The new 911 Carrera Cabriolet is equipped with an electronic soft top which raises or lowers in just 20 seconds. This procedure can be initiated by either pushing a button on the center console or turning the key in the door lock. To maintain the model's sleek appearance, the top folds beneath a metal body flap when lowered. For durability, the top is made of elegant "Sonnenland" fabric. Inside, the roof rods are covered by a headliner. This feature, combined with intensive acoustic detail work, has significantly reduced wind noise with the top raised.
For added versatility, an optional aluminum hardtop is included at no extra cost. Weighing just 71 pounds (32 kilograms), it features a heated rear glass window, hat shelf, and two-shell construction for added strength and reduced wind noise. It can easily be installed by two people with a few simple flicks of the wrists.
Passive safety on the new 911 Carrera Cabriolet is exemplary. The newly designed body structure not only was developed for engineered deformation during crashes, but also offers significantly higher strength. Full-size driver and front passenger air bags are standard equipment as are large 30-liter side air bags which provide protection for the head, chest and pelvis even with the top and side windows down.
For added safety in the event of a rollover, the new 911 Carrera Cabriolet is equipped with two supplemental safety bars. Discreetly hidden behind the rear seats, they are triggered by spring pressure when a tilt sensor determines the risk of a rollover.

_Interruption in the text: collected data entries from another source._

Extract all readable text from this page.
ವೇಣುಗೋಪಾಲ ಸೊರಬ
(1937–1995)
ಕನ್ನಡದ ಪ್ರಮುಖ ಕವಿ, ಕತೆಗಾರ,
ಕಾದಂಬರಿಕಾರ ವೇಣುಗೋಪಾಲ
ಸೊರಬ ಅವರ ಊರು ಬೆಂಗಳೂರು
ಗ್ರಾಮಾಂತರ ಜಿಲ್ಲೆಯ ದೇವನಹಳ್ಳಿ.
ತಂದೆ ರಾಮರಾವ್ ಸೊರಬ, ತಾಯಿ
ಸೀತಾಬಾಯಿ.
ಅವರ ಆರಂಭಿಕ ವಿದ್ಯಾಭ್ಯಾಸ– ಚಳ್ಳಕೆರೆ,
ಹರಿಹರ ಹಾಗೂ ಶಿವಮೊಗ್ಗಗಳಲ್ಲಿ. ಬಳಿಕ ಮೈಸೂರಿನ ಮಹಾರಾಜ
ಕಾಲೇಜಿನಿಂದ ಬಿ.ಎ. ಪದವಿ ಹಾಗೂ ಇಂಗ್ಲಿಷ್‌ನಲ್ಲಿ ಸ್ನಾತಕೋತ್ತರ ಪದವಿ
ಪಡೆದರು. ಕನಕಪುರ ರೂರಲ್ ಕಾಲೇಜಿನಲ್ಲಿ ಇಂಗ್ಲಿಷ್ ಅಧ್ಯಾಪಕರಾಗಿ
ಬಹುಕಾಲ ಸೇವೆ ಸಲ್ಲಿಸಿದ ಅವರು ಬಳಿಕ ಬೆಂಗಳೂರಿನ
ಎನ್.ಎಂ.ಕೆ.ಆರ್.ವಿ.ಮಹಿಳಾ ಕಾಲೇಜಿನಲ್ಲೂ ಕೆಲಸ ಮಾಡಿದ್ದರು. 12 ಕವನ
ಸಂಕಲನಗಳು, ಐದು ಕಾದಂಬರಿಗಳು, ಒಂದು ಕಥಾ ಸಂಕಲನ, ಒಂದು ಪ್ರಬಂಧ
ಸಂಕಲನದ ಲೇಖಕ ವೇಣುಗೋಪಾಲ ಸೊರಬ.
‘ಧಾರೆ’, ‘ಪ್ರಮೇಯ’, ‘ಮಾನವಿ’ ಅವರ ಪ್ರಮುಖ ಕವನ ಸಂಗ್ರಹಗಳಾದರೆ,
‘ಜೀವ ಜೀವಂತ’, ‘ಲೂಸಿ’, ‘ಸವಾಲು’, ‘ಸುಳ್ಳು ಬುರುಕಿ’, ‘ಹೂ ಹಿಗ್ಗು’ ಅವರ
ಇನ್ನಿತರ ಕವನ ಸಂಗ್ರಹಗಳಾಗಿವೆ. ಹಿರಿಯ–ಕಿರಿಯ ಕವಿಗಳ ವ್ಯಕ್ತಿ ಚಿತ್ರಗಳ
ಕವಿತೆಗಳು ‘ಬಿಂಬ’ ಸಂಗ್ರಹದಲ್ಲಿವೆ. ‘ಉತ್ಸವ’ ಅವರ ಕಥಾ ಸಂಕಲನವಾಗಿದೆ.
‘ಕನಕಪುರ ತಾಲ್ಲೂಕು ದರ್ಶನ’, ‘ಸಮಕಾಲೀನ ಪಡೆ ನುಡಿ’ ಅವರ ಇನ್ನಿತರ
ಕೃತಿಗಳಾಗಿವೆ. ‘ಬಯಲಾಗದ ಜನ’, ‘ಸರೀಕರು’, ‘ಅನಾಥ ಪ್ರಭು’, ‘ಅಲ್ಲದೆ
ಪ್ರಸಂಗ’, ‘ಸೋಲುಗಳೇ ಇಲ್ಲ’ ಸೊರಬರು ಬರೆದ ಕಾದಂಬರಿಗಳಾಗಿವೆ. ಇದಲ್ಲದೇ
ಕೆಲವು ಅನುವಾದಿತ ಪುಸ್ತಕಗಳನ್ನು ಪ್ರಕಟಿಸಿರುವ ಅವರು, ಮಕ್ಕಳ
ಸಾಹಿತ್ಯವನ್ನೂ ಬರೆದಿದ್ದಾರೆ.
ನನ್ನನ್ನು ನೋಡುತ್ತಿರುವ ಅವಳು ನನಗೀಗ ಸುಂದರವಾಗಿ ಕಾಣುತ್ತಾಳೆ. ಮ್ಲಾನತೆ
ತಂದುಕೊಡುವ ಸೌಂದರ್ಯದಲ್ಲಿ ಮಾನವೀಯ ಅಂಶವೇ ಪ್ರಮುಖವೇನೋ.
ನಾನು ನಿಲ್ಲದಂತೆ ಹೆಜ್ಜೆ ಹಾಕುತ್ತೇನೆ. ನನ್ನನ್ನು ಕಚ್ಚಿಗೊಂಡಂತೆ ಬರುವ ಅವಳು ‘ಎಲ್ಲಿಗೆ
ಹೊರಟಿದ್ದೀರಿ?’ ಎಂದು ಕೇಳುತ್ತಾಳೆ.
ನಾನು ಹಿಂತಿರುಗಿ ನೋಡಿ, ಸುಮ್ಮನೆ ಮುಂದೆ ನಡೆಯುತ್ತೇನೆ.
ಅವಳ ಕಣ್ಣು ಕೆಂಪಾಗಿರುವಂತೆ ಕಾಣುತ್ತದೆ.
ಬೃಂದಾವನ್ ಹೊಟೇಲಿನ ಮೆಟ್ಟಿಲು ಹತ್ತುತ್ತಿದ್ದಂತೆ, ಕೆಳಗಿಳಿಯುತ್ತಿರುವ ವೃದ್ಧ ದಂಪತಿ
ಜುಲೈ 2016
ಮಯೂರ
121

Developed concurrently with the Porsche Boxster to maximize production efficiencies and keep costs under control, the 1999 Porsche 911 Carrera Coupe and Cabriolet share many design, technological and engineering features with the two-seat roadster which was introduced last year. Among the shared features are totally new liquid-cooled engines, brake systems, optional child seats which can automatically deactivate the passenger air bag system" and, clearly, a strong family appearance.
From both a design and engineering perspective, however, the 1999 911 Carrera Coupe and Cabriolet are quite obviously Porsche 911s. As with every 911 model since its introduction in 1965, the new Carrera Coupe and Cabriolet are powered by horizontally opposed, six-cylinder, boxer motors mounted behind the rear axle. The new engine is more compact, yet more powerful and fuel efficient, than its predecessor.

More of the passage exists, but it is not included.